Save the terms and responses:

In [15]:
# add links for background info on each hate term.
hate = hate.merge(pd.read_csv(fn_hate_info), on='search_term')

# save the status of terms from each keyword list
hate[display_cols + ['background_info_link']].to_csv(fn_hate, index=False)
social_justice[display_cols].to_csv(fn_social_justice, index=False)
policy[display_cols].to_csv(fn_policy, index=False)
word[display_cols].to_csv(fn_basewords, index=False)
adhoc[display_cols].to_csv(fn_adhoc, index=False)

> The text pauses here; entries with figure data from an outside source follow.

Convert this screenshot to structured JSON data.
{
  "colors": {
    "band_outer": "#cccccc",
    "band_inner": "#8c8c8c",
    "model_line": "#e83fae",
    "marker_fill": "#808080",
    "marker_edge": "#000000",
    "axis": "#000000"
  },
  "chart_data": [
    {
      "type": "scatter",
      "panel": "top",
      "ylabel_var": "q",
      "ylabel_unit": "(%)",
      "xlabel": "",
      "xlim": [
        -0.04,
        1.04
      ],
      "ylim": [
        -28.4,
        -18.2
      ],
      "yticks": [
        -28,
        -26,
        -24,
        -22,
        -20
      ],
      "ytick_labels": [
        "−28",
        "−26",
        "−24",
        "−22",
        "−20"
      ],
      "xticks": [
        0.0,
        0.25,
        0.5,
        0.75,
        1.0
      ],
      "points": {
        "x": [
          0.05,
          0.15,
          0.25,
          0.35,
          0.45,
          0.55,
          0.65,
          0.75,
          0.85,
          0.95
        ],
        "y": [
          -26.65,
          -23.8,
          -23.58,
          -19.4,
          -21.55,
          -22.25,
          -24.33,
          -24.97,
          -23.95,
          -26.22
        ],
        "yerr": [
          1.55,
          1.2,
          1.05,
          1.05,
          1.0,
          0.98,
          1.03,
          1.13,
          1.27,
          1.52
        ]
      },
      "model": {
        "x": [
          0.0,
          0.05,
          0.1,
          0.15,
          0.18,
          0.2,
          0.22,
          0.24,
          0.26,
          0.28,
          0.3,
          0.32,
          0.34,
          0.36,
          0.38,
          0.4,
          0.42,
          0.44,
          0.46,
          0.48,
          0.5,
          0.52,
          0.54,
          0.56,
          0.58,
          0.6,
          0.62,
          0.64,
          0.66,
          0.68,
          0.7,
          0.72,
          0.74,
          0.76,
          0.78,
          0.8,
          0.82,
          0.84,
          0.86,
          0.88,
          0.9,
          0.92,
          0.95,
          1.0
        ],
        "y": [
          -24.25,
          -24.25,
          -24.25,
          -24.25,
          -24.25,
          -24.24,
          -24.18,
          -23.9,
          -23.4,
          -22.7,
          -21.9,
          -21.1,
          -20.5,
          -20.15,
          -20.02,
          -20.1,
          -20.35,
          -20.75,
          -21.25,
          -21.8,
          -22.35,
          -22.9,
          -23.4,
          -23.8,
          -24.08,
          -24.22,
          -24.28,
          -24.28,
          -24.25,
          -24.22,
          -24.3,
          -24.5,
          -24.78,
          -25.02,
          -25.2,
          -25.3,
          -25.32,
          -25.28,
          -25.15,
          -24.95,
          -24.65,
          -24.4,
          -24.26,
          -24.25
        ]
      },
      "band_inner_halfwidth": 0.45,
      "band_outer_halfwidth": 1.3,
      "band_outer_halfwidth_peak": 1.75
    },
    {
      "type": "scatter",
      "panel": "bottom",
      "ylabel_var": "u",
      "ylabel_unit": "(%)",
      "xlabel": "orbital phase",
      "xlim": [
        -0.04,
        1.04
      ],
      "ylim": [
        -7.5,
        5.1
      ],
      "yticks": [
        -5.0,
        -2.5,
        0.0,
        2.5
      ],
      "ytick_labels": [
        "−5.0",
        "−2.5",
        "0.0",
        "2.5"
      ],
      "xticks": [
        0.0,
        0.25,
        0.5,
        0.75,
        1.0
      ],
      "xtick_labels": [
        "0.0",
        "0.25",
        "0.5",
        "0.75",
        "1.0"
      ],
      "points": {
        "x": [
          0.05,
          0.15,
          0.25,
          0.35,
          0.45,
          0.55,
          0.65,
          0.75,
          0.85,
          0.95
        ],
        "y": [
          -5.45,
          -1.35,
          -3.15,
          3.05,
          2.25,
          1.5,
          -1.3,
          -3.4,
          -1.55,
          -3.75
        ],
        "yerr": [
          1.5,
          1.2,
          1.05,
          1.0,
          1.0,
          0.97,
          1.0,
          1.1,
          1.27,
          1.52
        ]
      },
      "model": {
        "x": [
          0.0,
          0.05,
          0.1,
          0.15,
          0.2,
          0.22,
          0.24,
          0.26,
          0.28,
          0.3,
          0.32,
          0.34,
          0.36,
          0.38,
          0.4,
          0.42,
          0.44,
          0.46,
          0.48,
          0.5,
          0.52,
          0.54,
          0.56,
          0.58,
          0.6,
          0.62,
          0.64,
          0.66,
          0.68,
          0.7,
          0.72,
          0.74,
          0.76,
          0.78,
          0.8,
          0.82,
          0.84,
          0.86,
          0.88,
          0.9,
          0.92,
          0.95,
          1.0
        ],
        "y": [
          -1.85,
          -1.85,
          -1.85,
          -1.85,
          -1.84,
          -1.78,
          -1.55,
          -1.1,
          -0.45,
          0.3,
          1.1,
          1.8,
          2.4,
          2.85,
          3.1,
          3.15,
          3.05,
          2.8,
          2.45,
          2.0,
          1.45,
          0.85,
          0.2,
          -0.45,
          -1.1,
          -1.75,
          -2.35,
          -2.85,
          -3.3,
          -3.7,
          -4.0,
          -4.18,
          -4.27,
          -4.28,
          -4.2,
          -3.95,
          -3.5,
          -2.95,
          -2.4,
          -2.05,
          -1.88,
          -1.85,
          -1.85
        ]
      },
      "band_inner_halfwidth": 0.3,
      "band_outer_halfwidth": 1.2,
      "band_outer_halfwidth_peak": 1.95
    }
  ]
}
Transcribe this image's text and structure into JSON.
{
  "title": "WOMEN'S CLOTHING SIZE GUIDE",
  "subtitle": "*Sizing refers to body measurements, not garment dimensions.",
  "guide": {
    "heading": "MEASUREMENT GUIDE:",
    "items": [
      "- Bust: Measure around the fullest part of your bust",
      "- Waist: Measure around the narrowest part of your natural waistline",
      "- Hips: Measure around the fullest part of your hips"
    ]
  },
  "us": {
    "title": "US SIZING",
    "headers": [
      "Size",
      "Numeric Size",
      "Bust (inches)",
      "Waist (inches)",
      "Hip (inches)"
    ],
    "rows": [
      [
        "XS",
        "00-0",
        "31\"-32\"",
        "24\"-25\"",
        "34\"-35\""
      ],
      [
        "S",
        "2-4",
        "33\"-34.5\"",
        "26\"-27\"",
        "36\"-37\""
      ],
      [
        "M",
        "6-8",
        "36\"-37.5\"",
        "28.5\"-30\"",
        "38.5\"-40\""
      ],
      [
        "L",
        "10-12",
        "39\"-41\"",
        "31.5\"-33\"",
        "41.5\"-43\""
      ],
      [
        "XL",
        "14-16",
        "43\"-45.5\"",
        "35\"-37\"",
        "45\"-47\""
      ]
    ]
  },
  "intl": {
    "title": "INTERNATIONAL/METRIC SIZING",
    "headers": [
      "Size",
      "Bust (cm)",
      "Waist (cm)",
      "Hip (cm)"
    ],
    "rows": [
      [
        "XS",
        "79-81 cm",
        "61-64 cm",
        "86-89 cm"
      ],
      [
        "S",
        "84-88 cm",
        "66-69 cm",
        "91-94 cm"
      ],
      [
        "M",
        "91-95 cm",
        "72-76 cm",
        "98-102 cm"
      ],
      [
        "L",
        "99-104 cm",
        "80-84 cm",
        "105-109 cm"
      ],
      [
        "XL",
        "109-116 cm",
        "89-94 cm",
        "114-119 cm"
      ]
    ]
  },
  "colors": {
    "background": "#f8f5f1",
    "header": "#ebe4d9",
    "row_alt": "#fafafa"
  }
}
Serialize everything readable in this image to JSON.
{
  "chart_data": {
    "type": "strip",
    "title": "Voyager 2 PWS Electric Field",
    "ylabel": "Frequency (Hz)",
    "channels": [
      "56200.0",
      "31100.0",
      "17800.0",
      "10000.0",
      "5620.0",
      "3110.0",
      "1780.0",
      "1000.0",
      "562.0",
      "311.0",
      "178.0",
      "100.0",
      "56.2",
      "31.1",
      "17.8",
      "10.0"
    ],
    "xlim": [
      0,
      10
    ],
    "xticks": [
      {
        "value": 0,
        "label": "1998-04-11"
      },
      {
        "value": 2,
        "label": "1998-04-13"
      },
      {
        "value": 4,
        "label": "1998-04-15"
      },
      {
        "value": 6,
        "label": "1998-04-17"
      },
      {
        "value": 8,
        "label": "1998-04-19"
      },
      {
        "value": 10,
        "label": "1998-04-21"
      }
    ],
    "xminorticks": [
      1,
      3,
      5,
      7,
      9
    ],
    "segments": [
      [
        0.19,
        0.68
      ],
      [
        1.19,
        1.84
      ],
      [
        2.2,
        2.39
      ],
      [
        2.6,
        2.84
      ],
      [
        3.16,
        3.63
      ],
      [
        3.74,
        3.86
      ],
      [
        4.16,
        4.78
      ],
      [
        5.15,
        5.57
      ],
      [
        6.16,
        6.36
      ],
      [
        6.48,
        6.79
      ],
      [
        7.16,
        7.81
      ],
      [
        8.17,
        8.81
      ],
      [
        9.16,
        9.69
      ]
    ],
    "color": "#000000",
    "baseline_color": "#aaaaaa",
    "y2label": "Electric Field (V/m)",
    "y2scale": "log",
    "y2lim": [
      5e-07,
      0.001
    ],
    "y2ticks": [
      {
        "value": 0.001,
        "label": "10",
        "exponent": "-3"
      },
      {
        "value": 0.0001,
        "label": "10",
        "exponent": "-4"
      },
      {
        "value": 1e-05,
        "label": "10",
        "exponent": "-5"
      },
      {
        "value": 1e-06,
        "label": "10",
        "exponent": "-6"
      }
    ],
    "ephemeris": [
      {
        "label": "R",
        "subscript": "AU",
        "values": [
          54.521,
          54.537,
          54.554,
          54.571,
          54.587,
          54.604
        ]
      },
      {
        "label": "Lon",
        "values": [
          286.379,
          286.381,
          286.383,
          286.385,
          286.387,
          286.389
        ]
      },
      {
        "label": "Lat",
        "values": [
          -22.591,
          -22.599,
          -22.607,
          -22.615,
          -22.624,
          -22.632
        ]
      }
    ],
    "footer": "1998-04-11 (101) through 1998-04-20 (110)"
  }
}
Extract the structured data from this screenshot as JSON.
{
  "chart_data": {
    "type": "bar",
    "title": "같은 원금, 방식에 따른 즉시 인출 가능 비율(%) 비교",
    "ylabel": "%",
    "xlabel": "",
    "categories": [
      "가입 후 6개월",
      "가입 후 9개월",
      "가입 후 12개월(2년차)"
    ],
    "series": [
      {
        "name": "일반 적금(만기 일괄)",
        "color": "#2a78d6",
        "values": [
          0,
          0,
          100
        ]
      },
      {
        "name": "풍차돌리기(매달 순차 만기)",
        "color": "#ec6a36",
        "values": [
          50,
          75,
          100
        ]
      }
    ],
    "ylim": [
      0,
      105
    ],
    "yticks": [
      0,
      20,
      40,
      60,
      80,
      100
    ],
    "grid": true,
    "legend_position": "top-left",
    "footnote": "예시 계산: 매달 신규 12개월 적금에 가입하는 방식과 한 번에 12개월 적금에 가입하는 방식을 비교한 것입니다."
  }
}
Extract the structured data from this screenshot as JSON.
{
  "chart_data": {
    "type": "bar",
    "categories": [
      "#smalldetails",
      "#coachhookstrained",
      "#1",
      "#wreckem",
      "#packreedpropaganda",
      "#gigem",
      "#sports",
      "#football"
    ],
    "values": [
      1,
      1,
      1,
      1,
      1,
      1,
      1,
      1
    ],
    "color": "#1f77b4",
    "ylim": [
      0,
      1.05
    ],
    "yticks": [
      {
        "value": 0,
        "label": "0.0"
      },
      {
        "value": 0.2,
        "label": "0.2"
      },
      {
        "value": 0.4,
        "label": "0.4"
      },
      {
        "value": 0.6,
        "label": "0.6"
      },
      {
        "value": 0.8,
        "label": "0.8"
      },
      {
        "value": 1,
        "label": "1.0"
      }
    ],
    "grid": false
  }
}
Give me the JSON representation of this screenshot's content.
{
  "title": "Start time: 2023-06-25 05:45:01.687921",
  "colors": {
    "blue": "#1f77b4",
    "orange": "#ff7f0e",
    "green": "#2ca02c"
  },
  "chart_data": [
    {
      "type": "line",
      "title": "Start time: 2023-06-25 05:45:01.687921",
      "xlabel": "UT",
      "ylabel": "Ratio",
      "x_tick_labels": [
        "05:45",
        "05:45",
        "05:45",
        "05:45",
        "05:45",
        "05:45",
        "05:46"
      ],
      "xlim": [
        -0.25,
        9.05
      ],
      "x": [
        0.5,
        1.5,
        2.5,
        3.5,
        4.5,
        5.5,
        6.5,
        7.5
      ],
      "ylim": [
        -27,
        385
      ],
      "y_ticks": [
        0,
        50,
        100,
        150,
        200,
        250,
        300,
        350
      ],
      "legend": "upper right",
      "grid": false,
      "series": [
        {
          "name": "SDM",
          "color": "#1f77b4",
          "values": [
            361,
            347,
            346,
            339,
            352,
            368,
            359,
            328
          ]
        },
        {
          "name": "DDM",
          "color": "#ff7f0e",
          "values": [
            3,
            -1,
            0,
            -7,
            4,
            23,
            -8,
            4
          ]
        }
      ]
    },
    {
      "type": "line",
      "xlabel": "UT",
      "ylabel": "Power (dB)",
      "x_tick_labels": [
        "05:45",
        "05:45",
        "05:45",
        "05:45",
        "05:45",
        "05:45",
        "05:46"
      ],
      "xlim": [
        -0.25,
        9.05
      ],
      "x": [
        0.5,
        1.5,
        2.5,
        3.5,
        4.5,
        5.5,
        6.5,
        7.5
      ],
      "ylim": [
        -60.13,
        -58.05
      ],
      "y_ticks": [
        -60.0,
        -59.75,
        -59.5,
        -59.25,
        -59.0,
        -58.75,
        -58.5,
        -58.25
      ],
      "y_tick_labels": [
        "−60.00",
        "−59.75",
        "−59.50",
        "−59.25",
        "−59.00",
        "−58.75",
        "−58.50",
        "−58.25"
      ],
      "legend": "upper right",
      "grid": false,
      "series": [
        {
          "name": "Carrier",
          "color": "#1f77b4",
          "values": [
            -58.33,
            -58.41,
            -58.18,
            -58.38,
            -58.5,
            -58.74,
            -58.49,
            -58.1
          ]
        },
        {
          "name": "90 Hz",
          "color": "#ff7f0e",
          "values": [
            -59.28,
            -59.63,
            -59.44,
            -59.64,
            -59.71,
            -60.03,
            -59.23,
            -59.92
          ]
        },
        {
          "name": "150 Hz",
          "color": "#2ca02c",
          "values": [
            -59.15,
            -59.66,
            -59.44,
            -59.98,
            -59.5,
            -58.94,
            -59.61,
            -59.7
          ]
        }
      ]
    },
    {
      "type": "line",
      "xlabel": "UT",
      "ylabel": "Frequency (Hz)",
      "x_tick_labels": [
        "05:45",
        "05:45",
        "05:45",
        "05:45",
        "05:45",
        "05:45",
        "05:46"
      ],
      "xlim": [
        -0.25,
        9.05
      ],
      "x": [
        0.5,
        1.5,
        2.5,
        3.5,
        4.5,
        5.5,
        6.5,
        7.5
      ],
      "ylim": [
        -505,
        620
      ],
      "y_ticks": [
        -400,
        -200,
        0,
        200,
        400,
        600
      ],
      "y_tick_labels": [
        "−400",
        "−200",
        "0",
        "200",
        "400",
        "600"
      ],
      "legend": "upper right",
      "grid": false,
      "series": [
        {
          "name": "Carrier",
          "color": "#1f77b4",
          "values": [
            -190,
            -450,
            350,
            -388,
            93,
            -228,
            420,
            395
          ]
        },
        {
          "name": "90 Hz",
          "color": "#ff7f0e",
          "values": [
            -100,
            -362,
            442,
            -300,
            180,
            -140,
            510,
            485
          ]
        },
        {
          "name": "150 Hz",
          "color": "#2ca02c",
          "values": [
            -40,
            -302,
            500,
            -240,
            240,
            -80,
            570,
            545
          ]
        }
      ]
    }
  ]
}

# Here we write everything to a spreadsheet...
writer = pd.ExcelWriter('../data/reference/what_is_blocked.xlsx')
hate[display_cols + ['background_info_link']].to_excel(writer, 'hate', index=False)
social_justice[display_cols].to_excel(writer, 'social_justice', index=False)
policy[display_cols].to_excel(writer, 'policy', index=False)
adhoc[display_cols].to_excel(writer, 'adhoc', index=False)
word[display_cols].to_excel(writer, 'basewords', index=False)
writer.save()

## What YouTube channels and videos are suggested?
`Full` API responses have suggestions to parse and analyze, this is how we accessed that information.

In [16]:
youtube_channels = []
youtube_videos = []
for results in [_ for _ in dataset if _['fn'] in df['fn'].tolist()]:
    _row = {'search_term' : results['search_term']}
    
    # check channel suggestions
    if results.get('youtube_channels'):
        for channel_meta in results.get('youtube_channels'):
            row = _row.copy()
            row = {**_row, **channel_meta}
            row['channel_url'] = ('www.youtube.com/channel/'
                                 f'{channel_meta["youtube_channel_id"]}')
            youtube_channels.append(row)
    else:
        youtube_channels.append(_row)
        
    # check video suggesionts
    if results.get('youtube_videos'):
        for video_meta in results.get('youtube_videos'):
            row = _row.copy()
            row = {**_row, **video_meta} 
            row['video_url']= ('www.youtube.com/watch/?v='
                            f'{video_meta["youtube_video_id"]}')
            youtube_videos.append(row)
    else:
        youtube_videos.append(_row)

In [17]:
df_channel = pd.DataFrame(youtube_channels)
df_vids = pd.DataFrame(youtube_videos)

In [18]:
df_vids = df_vids[~df_vids.youtube_video_id.isnull()]
len(df_vids[df_vids.search_term.isin(hate.search_term)])

1385

In [19]:
def get_bandaid_search_term(search_term):
    """Make clear if the search_term was a space-removal term"""
    if search_term in df[~df.status_no_spaces.isnull()].search_term.tolist():
        return search_term.replace(' ', '')
    return search_term

In [20]:
df_vids.loc[:, "search_term"] = df_vids.search_term.apply(get_bandaid_search_term)
df_channel.loc[:, "search_term"] = df_channel.search_term.apply(get_bandaid_search_term)

In [21]:
# how many unique videos were suggested from the hate terms?
df_vids[df_vids.search_term.isin(hate.search_term)].youtube_video_id.nunique()

1140

In [22]:
# save the parsed suggested videos
df_vids[df_vids.search_term.isin(hate.search_term)].to_csv(
    fn_hate_videos, index=False
)
df_vids[df_vids.search_term.isin(social_justice.search_term)].to_csv(
    fn_social_justice_videos, index=False
)

In [23]:
# save the parsed suggested channels
df_channel[df_channel.search_term.isin(hate.search_term)].to_csv(
    fn_hate_channels, index=False
)
df_channel[df_channel.search_term.isin(social_justice.search_term)].to_csv(
    fn_social_justice_channels, index=False
)